While Syria is not a major oil producer, they have the largest producing potential in the Eastern Mediterranean region. Syria’s 2,500,000,000 barrels of petroleum reserves but was exporting only modest amounts of oil. In fact ISIS was exporting more oil out of Syria than the Syrian government was at one point. Still Syria, bordering Iraq and Turkey, raises the threats to supply routes, pipeline and production along the border with Iraq. Syria also produces natural gas but that production has been greatly reduced due to the civil war and they barely produce enough to keep the lights on.
The response by President Trump does show that there is a new sheriff in town and one that is not going to wait around to act against crimes against humanity. Even as Russia says that this has violated international law and has harmed relations with the U.S., that is really a joke. Russia of course had no regard for international law when he took over Crimea.
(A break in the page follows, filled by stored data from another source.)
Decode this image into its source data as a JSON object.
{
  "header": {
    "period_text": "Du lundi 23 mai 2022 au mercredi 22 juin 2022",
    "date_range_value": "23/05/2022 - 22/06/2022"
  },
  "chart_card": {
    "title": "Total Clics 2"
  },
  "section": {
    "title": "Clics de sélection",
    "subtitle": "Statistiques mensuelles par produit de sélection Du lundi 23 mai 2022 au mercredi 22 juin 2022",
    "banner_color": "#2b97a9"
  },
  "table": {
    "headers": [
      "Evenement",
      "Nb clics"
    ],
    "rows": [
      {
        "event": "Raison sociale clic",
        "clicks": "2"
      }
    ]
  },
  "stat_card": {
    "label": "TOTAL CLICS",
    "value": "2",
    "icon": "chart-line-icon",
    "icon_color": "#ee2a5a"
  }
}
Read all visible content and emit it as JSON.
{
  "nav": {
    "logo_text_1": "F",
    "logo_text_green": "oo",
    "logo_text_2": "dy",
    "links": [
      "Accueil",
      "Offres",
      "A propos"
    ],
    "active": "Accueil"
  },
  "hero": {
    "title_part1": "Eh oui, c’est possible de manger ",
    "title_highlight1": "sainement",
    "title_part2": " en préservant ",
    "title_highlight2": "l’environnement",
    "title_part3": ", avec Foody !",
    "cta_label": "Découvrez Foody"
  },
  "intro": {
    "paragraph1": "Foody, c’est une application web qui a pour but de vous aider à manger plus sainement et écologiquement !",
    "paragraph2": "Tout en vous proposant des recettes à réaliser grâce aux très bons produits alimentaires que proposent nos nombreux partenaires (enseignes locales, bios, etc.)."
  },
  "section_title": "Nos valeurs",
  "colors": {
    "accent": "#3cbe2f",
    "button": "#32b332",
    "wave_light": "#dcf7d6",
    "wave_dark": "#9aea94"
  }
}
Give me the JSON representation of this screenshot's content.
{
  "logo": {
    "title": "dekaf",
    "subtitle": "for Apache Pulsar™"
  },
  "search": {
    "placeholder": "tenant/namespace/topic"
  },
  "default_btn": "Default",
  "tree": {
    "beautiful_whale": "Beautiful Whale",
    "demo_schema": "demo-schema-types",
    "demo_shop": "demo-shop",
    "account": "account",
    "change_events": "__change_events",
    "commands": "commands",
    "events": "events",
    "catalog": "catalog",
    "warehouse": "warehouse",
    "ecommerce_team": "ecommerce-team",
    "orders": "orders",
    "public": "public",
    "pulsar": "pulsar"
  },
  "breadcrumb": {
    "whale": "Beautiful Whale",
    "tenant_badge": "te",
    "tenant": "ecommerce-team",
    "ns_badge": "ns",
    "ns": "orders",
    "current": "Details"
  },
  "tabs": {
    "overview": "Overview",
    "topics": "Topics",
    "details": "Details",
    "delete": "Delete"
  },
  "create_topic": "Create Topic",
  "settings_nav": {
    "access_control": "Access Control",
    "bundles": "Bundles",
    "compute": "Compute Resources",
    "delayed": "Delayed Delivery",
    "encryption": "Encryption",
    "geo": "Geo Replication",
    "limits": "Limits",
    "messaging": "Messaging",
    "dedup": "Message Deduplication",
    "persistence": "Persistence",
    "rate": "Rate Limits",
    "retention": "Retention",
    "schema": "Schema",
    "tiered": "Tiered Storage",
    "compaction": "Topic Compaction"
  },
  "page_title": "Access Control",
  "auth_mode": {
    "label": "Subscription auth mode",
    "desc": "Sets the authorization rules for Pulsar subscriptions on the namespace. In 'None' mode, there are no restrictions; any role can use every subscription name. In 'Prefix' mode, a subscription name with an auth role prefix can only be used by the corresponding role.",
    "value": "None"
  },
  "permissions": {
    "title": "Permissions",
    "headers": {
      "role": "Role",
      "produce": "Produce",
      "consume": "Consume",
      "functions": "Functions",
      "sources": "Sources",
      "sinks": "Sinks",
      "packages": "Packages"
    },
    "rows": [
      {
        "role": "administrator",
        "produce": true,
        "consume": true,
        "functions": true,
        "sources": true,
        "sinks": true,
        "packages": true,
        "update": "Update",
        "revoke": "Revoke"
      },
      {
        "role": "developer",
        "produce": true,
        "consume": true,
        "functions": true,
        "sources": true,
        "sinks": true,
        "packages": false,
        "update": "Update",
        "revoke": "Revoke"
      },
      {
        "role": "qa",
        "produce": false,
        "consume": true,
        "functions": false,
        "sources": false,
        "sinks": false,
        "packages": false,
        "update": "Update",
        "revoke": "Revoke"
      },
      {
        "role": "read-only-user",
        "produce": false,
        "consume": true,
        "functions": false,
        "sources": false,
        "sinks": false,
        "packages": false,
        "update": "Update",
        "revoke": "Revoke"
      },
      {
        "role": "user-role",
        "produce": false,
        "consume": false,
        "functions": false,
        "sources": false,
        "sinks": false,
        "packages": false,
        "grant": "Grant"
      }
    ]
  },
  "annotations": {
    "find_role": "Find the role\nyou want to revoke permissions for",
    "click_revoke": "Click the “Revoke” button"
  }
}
Syria had no regard for international law when it used chemical weapons not once but twice on its own people. Syria was supposed to have already given up its chemical weapons. The response by the U.S. was the right one.
The tougher stand by the U.S. in the short run may add to the risk premium in oil in the short term but in the long run it may reduce it. The U.S. is the world’s only superpower and the world needs to reign in ISIS and bad actors like Assad that has made the world a more dangerous place for innocent citizens of the world.
Supply tightening is starting to happen. Floating storage in Asia and in the Middle East is staring to fall and that will accelerate as strong seasonal demand starts to take hold. Global output will struggle to keep up with demand growth moving forward. Big oil is having a hard time breaking even and are relying on cheap shale plays as opposed to more sustainable projects that will not meet the demand growth needs of the globe in the coming years. Inventories will fall. It is not a matter of if but when.
The ‘when” part has kept U.S. inventory high but one must focus on the steep drop in products. Overall inventories in the U.S. have been falling for several weeks. Oil is on a path higher and while we may pullback a bit, the risk to be short has gone up dramatically.
Natural gas supply rose 2 bcf from the previous week. That leaves supply 17.2 percent below one year ago levels, raising concerns about production and meeting demand. The gas glut is ending as well.